Laura made a pot of coffee, then had one of her madcap ideas: she would bake Lizzie a Betty Crocker cake for breakfast. Lizzie loved their yellow cake with the canned chocolate frosting. Laura checked the pantry to make sure she had everything and then, since David was still asleep, she took an army shower and threw on her school drop-off uniform:
skinny jeans, tank top and long, kimono-style robe.

She grabbed some healthy snacks for Lizzie and threw them on top of her black Converse so she wouldn’t forget to take them to school.

At 7:00 am Laura woke her up by standing at her door and blasting The Go-Go’s “Our Lips are Sealed” on her iphone.

“OMG mom seriously?! Stop it with the 80’s music wake-ups!”

“But they’re so fun!
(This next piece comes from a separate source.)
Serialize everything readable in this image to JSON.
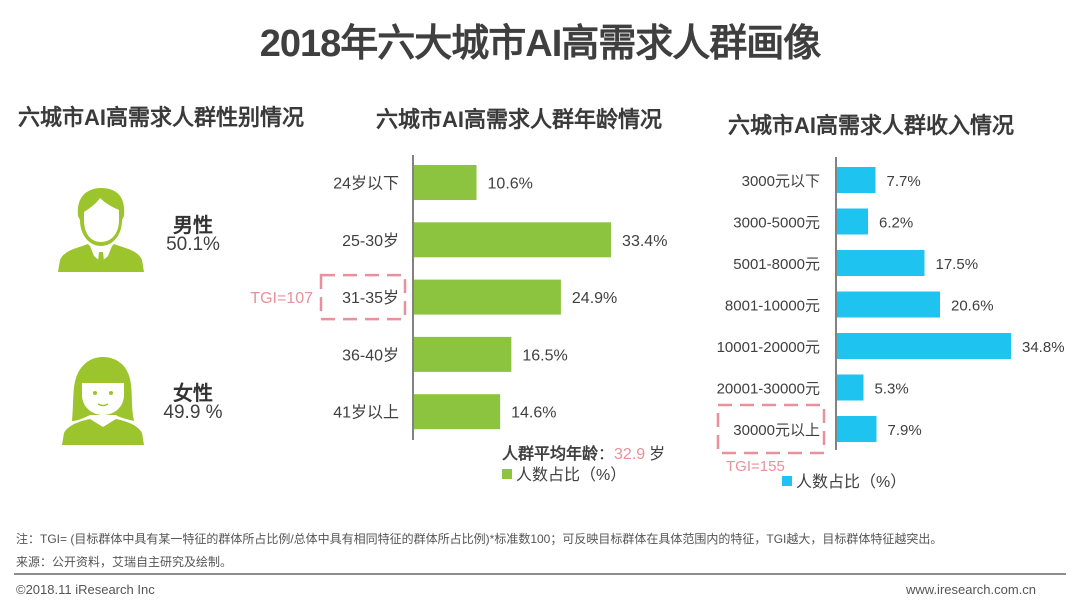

Get ready, I have a special breakfast for you.”

“I’m not going to school. I don’t want to see Violet and Smarmy Brian googly-eyeing each other.”

“Wear something fabulous – maybe that new asymmetrical top thing-y, and do one of your dramatic cat eyes. Then just walk down those hallways letting your light shine bright.”

“Mom, you sound kind of lit, have you been up all night painting?”

“Yes I have darlin! Breakfast in 20 minutes.”

Laura gulped down coffee and finished frosting the cake. She poured Lizzie a glass of orange juice and set a place for her at the kitchen table with the cake placed in front of her.

David zoomed through and said:

“I’m late, I’ll grab a Starbucks on the road. Cake for breakfast? You’re nuts. Have a good day babe!” He kissed her on the cheek as he flew out.

“You baked me Betty Crocker for breakfast?!”

Lizzie sat down and Laura cut them both big pieces.

“Lizzie, this cake is to celebrate how fucking spectacular you are. Please don’t ever forget it. Got it?

“Got it,” said Lizzie taking a massive bite. “This is sooo yummy!”

“And another thing: between the cake and the orange juice your blood sugar level is going to crash in an hour or less, so make sure to have one of those protein bars on you, otherwise you’re likely to go off.”

“Will do. Becks just texted me. She wants me to come over for dinner tonight, her mom will pick us up. Can I go?”

“Her mom is that super conservative woman right?”

“Ya.”

“Okay, but just promise me you won’t listen to a word she says.”

“I’m going to tell her you made me cake for breakfast.”

“Oh I love that, please do – she will be horrified.”

They finished eating in happy silence.